What’s it about?
Eleanor Oliphant leads a simple life. She wears the same clothes to work every day, eats the same meal deal for lunch every day and buys the same two bottles of vodka to drink every weekend.
Eleanor Oliphant is happy. Nothing is missing from her carefully timetabled life. Except, sometimes, everything.
One simple act of kindness is about to shatter the walls Eleanor has built around herself. Now she must learn how to navigate the world that everyone else seems to take for granted – while searching for the courage to face the dark corners she’s avoided all her life.
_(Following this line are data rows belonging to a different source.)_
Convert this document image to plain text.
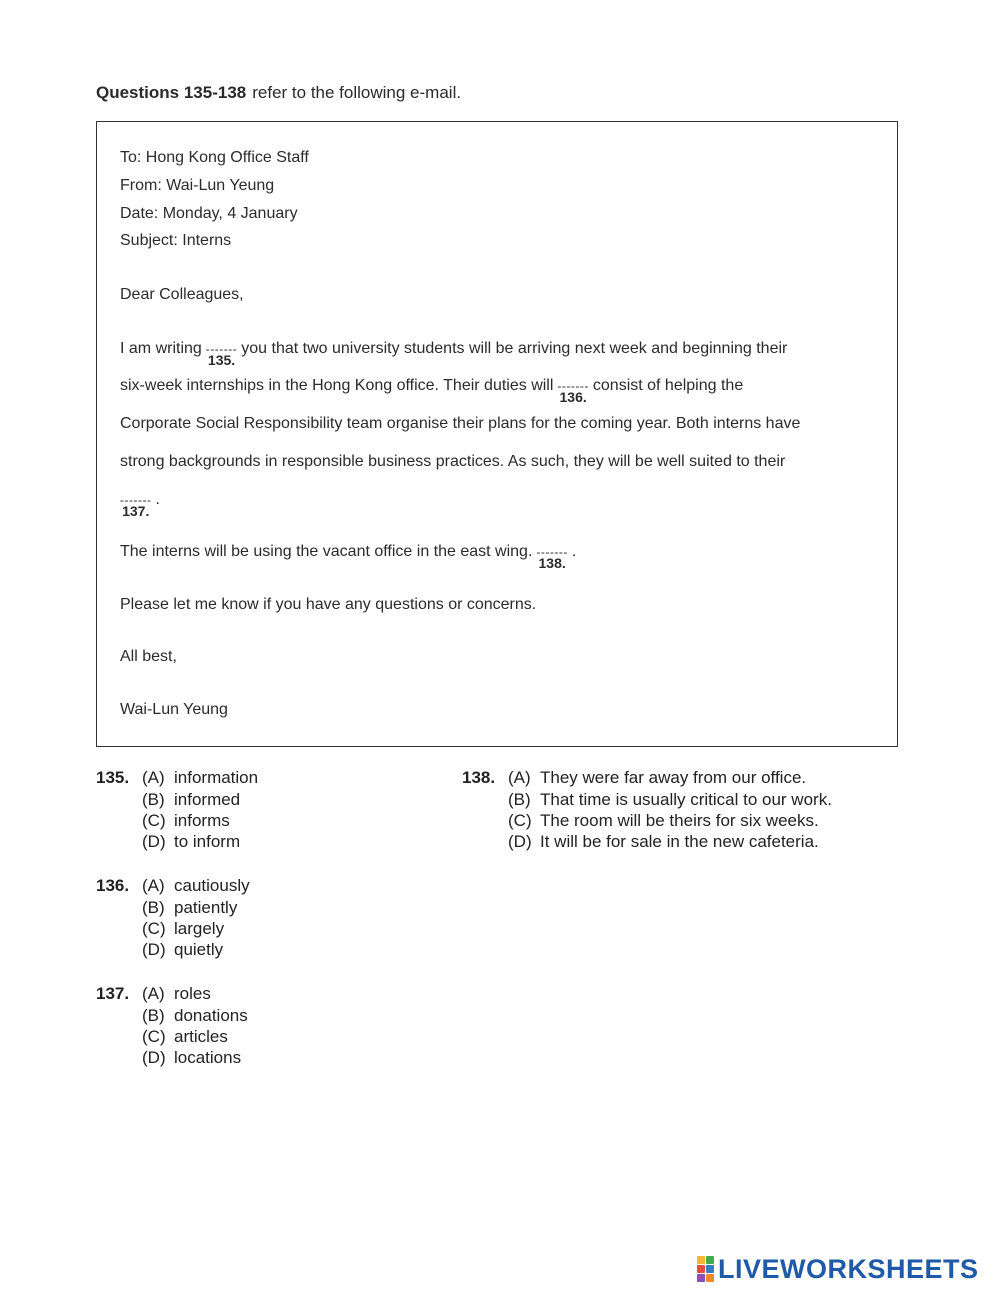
Questions 135-138 refer to the following e-mail.
To: Hong Kong Office Staff
From: Wai-Lun Yeung
Date: Monday, 4 January
Subject: Interns
Dear Colleagues,
I am writing -------
135.
you that two university students will be arriving next week and beginning their
six-week internships in the Hong Kong office. Their duties will -------
136.
consist of helping the
Corporate Social Responsibility team organise their plans for the coming year. Both interns have
strong backgrounds in responsible business practices. As such, they will be well suited to their
-------
137.
.
The interns will be using the vacant office in the east wing. -------
138.
.
Please let me know if you have any questions or concerns.
All best,
Wai-Lun Yeung
135. (A) information
(B) informed
(C) informs
(D) to inform
136. (A) cautiously
(B) patiently
(C) largely
(D) quietly
137. (A) roles
(B) donations
(C) articles
(D) locations
138. (A) They were far away from our office.
(B) That time is usually critical to our work.
(C) The room will be theirs for six weeks.
(D) It will be for sale in the new cafeteria.
LIVEWORKSHEETS
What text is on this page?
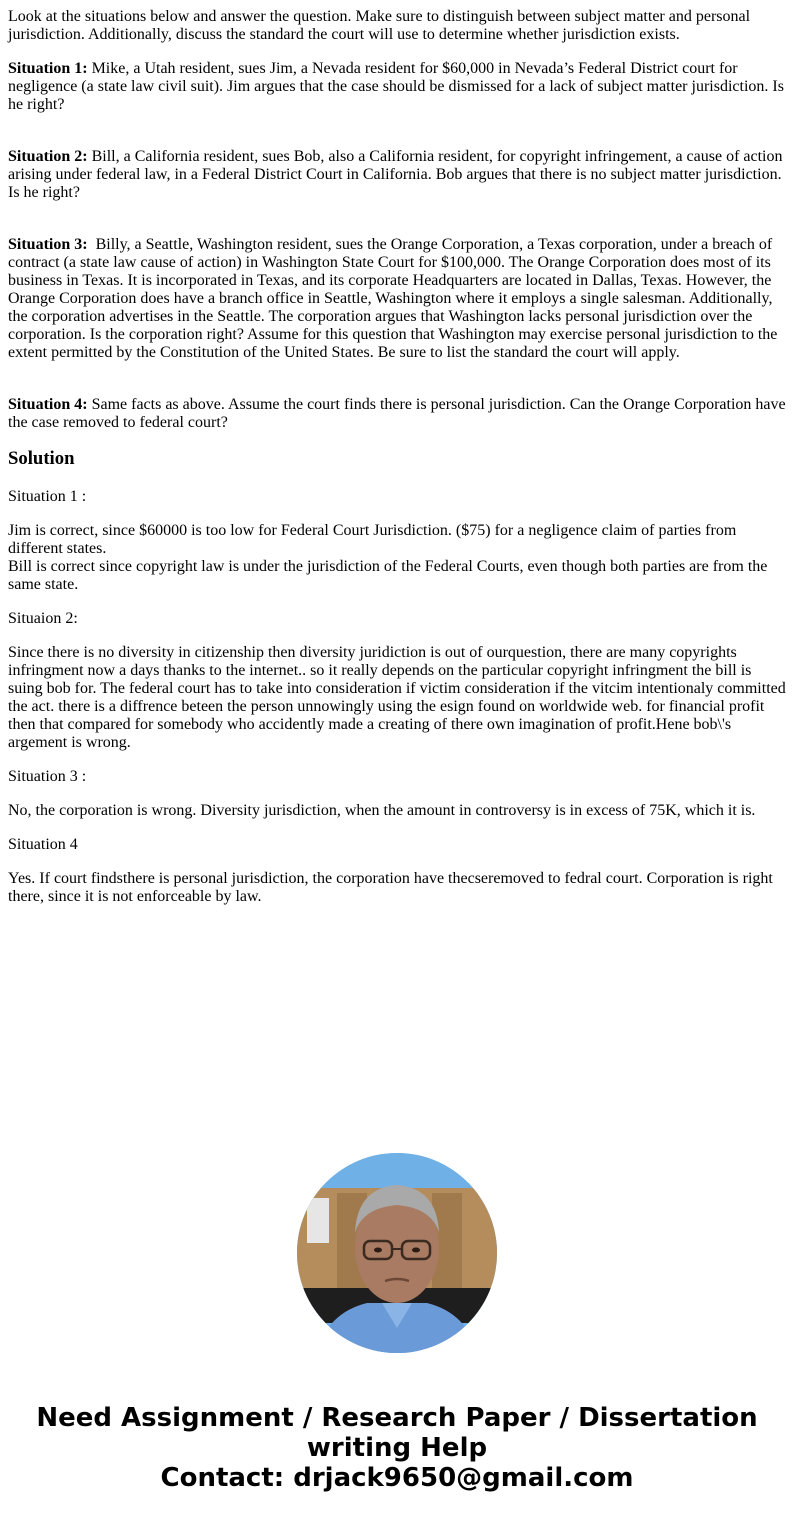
Look at the situations below and answer the question. Make sure to distinguish between subject matter and personal jurisdiction. Additionally, discuss the standard the court will use to determine whether jurisdiction exists.

Situation 1: Mike, a Utah resident, sues Jim, a Nevada resident for $60,000 in Nevada’s Federal District court for negligence (a state law civil suit). Jim argues that the case should be dismissed for a lack of subject matter jurisdiction. Is he right?

Situation 2: Bill, a California resident, sues Bob, also a California resident, for copyright infringement, a cause of action arising under federal law, in a Federal District Court in California. Bob argues that there is no subject matter jurisdiction. Is he right?

Situation 3:  Billy, a Seattle, Washington resident, sues the Orange Corporation, a Texas corporation, under a breach of contract (a state law cause of action) in Washington State Court for $100,000. The Orange Corporation does most of its business in Texas. It is incorporated in Texas, and its corporate Headquarters are located in Dallas, Texas. However, the Orange Corporation does have a branch office in Seattle, Washington where it employs a single salesman. Additionally, the corporation advertises in the Seattle. The corporation argues that Washington lacks personal jurisdiction over the corporation. Is the corporation right? Assume for this question that Washington may exercise personal jurisdiction to the extent permitted by the Constitution of the United States. Be sure to list the standard the court will apply.

Situation 4: Same facts as above. Assume the court finds there is personal jurisdiction. Can the Orange Corporation have the case removed to federal court?

Solution

Situation 1 :

Jim is correct, since $60000 is too low for Federal Court Jurisdiction. ($75) for a negligence claim of parties from different states.
Bill is correct since copyright law is under the jurisdiction of the Federal Courts, even though both parties are from the same state.

Situaion 2:

Since there is no diversity in citizenship then diversity juridiction is out of ourquestion, there are many copyrights infringment now a days thanks to the internet.. so it really depends on the particular copyright infringment the bill is suing bob for. The federal court has to take into consideration if victim consideration if the vitcim intentionaly committed the act. there is a diffrence beteen the person unnowingly using the esign found on worldwide web. for financial profit then that compared for somebody who accidently made a creating of there own imagination of profit.Hene bob\'s argement is wrong.

Situation 3 :

No, the corporation is wrong. Diversity jurisdiction, when the amount in controversy is in excess of 75K, which it is.

Situation 4

Yes. If court findsthere is personal jurisdiction, the corporation have thecseremoved to fedral court. Corporation is right there, since it is not enforceable by law.

Need Assignment / Research Paper / Dissertation writing Help
Contact: drjack9650@gmail.com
Change can be good. Change can be bad. But surely any change is better than… fine?
This book is utterly delightful. It doesn’t flinch from the more unpalatable aspects of Eleanor’s life, but manages to convey them charmingly.
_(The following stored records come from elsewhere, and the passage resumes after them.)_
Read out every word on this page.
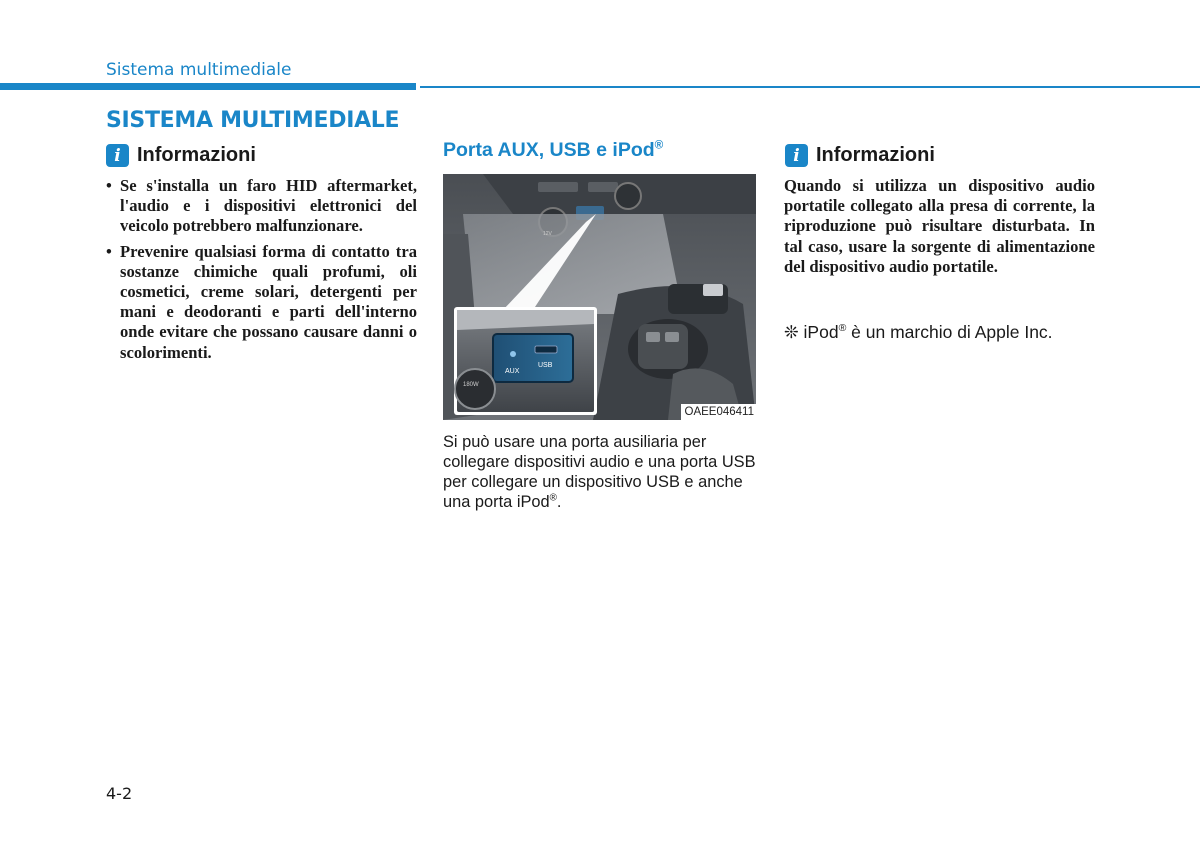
Sistema multimediale
SISTEMA MULTIMEDIALE
i Informazioni
• Se s'installa un faro HID aftermarket, l'audio e i dispositivi elettronici del veicolo potrebbero malfunzionare.
• Prevenire qualsiasi forma di contatto tra sostanze chimiche quali profumi, oli cosmetici, creme solari, detergenti per mani e deodoranti e parti dell'interno onde evitare che possano causare danni o scolorimenti.
Porta AUX, USB e iPod®
AUX
USB
180W
12V
OAEE046411

Si può usare una porta ausiliaria per collegare dispositivi audio e una porta USB per collegare un dispositivo USB e anche una porta iPod®.

i Informazioni

Quando si utilizza un dispositivo audio portatile collegato alla presa di corrente, la riproduzione può risultare disturbata. In tal caso, usare la sorgente di alimentazione del dispositivo audio portatile.

❊ iPod® è un marchio di Apple Inc.

4-2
Eleanor’s appeal lies partly in her naivety around the social niceties we take for granted- buying rounds of drinks for examples, or the office politics around birthdays- but also in her desire to change that and fit in more once she “finds love”. As the reader, we can see her feelings are merely a crush, but to inexperienced Eleanor, they are a seismic event.
There are clearly darker forces at play in this book, as signposted by her weekend two bottles of vodka in the blurb, and Honeyman is skilled a gradually revealing Eleanor’s past in a way that doesn’t feel formulaic or hackneyed. Also worth mentioning is Honeyman’s adeptness at character; they were a joy to read. In particular, Eleanor’s odious mother is a masterclass in manipulation and cruelty.
I usually give away books once I’ve finished them, because I’m not a big re-reader, but this one I’m keeping. It was original, funny, and so refreshing.
Would I recommend it?
Yes, definitely. Give it a go if you liked The Rosie Project by Graeme Simsion.
Eleanor Oliphant is Completely Fine by Gail Honeyman is published by HarperCollins priced £8.99, but you can probably find it on offer somewhere.